Modeling of elastoplastic deformation of steel 45 along Archimedes spiral type trajectories

This paper addresses the mathematical modeling of complex elastoplastic deformation of steel 45 along the plane trajectory in the Ilyushin’s deviatoric space, which consists of sections of both constant and variable curvature (Archimedes spiral). The constitutive equations of the proposed mathematical model are based on the Ilyushin’s vector representation of strain and stress. An approximate model of the theory of elastoplastic processes is used in mathematical modeling for plane trajectories with approximations of process functionals, which depend on the initial value of the curvature, rather than on the current curvature of the deformation trajectory. The constitutive equations of the mathematical model are reduced to the Cauchy problem, a numerical solution to which is obtained using the fourth order Runge-Kutta method.
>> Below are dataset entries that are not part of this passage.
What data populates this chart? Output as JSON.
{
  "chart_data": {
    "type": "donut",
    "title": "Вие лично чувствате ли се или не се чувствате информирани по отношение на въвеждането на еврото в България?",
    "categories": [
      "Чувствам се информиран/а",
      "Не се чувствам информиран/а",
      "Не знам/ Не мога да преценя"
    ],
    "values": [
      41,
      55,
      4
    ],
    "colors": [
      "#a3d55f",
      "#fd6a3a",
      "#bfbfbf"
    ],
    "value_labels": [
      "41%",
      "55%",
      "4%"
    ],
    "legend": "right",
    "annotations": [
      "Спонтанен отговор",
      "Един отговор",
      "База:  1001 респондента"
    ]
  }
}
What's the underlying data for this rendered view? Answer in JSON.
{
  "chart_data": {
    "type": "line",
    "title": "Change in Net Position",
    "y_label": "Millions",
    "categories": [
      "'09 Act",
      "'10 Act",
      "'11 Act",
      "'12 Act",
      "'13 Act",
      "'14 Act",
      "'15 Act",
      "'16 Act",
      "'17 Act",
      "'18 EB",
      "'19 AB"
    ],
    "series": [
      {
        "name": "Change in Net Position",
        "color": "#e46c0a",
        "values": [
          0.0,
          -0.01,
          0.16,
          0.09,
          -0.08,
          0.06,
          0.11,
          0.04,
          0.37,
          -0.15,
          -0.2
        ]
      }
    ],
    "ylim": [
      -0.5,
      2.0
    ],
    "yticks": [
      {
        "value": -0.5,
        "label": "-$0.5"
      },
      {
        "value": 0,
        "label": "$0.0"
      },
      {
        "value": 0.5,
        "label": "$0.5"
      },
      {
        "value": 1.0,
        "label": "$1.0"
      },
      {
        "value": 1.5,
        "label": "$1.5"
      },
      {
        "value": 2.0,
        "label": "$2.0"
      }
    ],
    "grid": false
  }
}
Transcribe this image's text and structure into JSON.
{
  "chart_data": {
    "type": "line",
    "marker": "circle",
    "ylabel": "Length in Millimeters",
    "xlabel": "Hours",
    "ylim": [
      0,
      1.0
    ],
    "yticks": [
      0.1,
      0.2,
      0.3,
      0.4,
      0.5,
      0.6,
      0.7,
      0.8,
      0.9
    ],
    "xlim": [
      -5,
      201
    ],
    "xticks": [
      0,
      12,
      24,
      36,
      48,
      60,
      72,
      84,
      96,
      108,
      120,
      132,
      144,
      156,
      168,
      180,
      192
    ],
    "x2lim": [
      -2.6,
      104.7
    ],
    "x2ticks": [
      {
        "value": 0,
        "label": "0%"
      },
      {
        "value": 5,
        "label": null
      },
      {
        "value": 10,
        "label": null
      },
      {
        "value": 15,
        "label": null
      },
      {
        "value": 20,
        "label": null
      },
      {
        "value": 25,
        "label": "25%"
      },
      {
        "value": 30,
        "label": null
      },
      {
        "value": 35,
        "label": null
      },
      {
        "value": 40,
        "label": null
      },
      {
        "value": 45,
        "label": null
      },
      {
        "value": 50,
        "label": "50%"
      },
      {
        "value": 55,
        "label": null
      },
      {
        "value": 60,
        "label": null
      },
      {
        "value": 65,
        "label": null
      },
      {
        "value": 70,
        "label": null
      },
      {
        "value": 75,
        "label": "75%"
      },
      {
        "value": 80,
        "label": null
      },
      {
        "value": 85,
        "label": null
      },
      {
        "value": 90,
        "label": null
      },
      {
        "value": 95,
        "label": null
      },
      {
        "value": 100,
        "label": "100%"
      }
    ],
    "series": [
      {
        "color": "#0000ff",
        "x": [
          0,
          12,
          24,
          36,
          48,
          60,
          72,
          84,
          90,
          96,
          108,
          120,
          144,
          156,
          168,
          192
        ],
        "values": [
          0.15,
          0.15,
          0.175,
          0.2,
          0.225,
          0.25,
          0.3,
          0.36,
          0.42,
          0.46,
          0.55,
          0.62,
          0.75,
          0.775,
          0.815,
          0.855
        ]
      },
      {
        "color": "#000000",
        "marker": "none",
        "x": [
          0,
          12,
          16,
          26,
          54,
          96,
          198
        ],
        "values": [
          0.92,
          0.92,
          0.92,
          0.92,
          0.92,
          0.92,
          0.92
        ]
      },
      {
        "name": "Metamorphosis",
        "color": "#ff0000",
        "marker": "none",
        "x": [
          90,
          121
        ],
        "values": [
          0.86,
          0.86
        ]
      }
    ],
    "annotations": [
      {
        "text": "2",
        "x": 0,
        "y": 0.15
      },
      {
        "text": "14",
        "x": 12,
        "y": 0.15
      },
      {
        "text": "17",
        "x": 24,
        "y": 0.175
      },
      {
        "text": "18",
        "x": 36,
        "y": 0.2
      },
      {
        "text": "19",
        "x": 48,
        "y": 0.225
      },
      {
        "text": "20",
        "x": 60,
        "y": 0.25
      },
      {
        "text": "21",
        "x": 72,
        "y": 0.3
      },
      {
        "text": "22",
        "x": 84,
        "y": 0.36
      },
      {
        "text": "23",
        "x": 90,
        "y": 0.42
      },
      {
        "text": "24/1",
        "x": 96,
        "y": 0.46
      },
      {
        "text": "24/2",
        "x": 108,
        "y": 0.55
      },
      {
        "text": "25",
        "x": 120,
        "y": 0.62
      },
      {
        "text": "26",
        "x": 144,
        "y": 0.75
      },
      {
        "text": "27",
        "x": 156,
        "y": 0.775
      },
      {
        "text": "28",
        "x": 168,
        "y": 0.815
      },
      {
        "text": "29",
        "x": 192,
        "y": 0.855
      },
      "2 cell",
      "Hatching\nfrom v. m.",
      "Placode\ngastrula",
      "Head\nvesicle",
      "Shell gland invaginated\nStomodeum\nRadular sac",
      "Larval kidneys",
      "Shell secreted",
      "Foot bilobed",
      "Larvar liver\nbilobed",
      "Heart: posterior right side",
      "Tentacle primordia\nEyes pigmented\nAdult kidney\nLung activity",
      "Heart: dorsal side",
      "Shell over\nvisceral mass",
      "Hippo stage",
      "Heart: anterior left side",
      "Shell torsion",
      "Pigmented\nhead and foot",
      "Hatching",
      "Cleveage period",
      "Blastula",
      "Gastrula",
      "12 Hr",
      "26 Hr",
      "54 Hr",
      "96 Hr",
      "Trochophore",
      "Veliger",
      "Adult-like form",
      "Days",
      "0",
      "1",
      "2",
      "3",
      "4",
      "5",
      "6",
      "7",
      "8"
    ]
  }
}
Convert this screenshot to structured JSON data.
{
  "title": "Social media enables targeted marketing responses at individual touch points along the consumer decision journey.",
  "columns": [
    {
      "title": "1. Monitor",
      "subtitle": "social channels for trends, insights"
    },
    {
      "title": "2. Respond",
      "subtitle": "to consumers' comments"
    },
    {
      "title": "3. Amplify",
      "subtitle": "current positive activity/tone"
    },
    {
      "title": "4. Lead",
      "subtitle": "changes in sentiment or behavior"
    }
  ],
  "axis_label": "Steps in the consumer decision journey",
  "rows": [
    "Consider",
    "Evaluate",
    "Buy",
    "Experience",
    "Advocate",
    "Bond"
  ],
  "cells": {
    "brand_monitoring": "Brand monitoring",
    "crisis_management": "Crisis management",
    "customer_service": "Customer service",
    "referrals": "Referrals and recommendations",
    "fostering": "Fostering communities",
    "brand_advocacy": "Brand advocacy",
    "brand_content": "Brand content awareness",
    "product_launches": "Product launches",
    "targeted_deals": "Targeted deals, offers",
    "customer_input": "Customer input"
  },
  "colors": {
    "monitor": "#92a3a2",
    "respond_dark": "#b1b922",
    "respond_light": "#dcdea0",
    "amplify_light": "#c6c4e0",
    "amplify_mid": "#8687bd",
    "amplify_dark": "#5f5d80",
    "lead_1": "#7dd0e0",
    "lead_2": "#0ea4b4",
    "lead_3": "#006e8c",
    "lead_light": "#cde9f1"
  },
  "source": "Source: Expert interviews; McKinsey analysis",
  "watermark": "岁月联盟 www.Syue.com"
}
The validity of the mathematical model for this class of curvilinear strain trajectories was verified by comparing the calculation results with the experimental data obtained on the automated test machine SN-EVM in the mechanical testing laboratory of the Tver State Technical University. The experiment was carried out on thin-walled cylindrical specimens of steel 45 under complex loading (combined tension-compression and torsion). The calculation results and experimental data characterizing the scalar and vector properties of the material are presented graphically. It has been established that the proposed approximate mathematical model is able to capture (both qualitatively and quantitatively) the main effects of complex plastic deformation for the considered class of strain trajectories in the areas of small and medium curvature. More accurate calculation results in the approximations of the plasticity functionals can be obtained by taking into account all complex loading parameters, including the current curvature of the strain trajectory, especially for strain trajectories with large curvature.